How the aftermarket tried to fix it.
Reinforcement plates can resolve the issue of the RACP cracks that develop. While better than foam, it unfortunately does not fix the load path issue.
E46 M3 with reinforcement plates will eventually also suffer top side RCAP failures.
Vincent @ Pratical Performance deep dives into a demonstration to show the cracks into the top mounts of the RACP.
How E46 M3 owners can actually fix it too.
In order to avoid bending the connection and/or the vertical wall of the chassis leg one should create something that is rather rigid such that it applies a clean vertical force to the frame rails.
Vincent's initial idea fix this issue is conceptually sketched below.
VinceBar: the Optimal Solution by Practical Performance SE
Vincent @ Pratical Performance refined the conceptual design above with the final sketches for the VinceBar.
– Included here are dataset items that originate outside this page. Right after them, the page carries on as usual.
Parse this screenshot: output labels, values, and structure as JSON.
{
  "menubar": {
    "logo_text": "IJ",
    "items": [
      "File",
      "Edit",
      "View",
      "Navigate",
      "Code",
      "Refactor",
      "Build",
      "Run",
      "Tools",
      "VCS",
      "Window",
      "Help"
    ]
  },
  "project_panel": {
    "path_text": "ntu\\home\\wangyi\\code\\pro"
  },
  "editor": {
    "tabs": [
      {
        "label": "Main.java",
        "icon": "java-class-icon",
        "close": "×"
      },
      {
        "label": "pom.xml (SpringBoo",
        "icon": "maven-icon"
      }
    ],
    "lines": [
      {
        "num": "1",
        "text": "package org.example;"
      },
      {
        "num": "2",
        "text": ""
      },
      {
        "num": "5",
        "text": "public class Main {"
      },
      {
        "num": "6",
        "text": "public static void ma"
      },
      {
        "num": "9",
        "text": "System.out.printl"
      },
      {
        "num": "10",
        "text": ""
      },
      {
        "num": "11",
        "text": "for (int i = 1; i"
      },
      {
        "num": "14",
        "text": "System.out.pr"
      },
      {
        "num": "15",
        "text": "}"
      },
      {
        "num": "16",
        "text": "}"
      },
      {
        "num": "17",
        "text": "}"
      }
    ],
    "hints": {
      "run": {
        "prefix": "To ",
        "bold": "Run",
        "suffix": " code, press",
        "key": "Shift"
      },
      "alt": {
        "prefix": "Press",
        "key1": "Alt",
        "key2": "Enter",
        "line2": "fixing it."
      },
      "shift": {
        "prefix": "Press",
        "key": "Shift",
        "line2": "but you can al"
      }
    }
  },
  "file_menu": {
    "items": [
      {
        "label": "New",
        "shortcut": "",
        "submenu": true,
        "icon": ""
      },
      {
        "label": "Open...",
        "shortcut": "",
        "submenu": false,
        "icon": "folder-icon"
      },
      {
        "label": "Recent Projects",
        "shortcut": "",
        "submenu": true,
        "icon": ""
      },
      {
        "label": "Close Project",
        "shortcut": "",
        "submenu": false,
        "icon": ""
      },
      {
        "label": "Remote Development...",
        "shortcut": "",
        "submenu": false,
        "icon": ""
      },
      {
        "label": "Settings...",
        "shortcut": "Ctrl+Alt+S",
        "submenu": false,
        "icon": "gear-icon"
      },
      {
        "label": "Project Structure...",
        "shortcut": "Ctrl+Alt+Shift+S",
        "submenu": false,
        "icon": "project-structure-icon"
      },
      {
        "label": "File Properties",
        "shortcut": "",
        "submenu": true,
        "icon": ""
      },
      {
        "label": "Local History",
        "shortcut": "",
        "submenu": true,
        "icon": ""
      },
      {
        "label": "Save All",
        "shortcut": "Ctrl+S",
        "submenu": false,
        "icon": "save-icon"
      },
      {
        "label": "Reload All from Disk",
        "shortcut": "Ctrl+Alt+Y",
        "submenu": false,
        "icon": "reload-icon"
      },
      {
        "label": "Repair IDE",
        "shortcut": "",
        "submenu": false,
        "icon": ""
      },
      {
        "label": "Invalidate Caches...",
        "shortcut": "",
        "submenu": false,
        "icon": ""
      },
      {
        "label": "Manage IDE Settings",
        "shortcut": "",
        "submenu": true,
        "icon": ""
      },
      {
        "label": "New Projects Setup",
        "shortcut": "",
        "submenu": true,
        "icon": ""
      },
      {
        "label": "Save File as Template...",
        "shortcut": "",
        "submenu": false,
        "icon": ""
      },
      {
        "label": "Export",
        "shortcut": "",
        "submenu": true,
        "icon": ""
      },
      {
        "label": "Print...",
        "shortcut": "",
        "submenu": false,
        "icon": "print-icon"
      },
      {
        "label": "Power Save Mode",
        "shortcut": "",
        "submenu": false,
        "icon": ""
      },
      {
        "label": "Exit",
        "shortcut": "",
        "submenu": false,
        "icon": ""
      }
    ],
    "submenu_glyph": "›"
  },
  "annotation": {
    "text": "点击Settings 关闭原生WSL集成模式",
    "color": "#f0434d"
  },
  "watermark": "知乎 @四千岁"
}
The Simplified VinceBar directly couples the rear mounts to the chassis rails, thereby solving the chassis design flaw that relies solely on sheet metal to do the job.
Apart from providing further vertical force, the VinceBar also strengthens the factory beam and the bolt through design also relieves the beam.
The bolt through design relieves the spot welds in the vertical plane as well as the bending.
Very similar to the Cross Braces available on the market, the VinceBar is however nearly completely hidden.
It doesn't negatively impact the usability of the car's already small rear trunk compartment. It not affect the luggage space or the ability to load larger items with the rear back rests folded down.
It's a solution that addresses the root causes of the BMW E46 rear chassis failures.
How BMW actually fixed it with the E9X M3 and future generations.
BMW learned from their mistakes and fixed these chassis issues for good with the E9X.
The subframe mounts have been positioned directly under the sturdy frame rails with a wider subframe instead of in the RACP. No reinforcement to the RACP is needed to relieve it from all, or parts of the load.
Pictures showing the restoration of my rear subframe. While it doesn't crack anymore, the subframe and differential coating is prone to surface rest and degradation.
Subframe issues have been a thing of the past since. BMW M grew confident enough in their rear subframe design to offer the M3 GTS with solidly mounted subframe - a first for them.
It has since become a standard design feature of all BMW Ms in F series M cars and newer generations.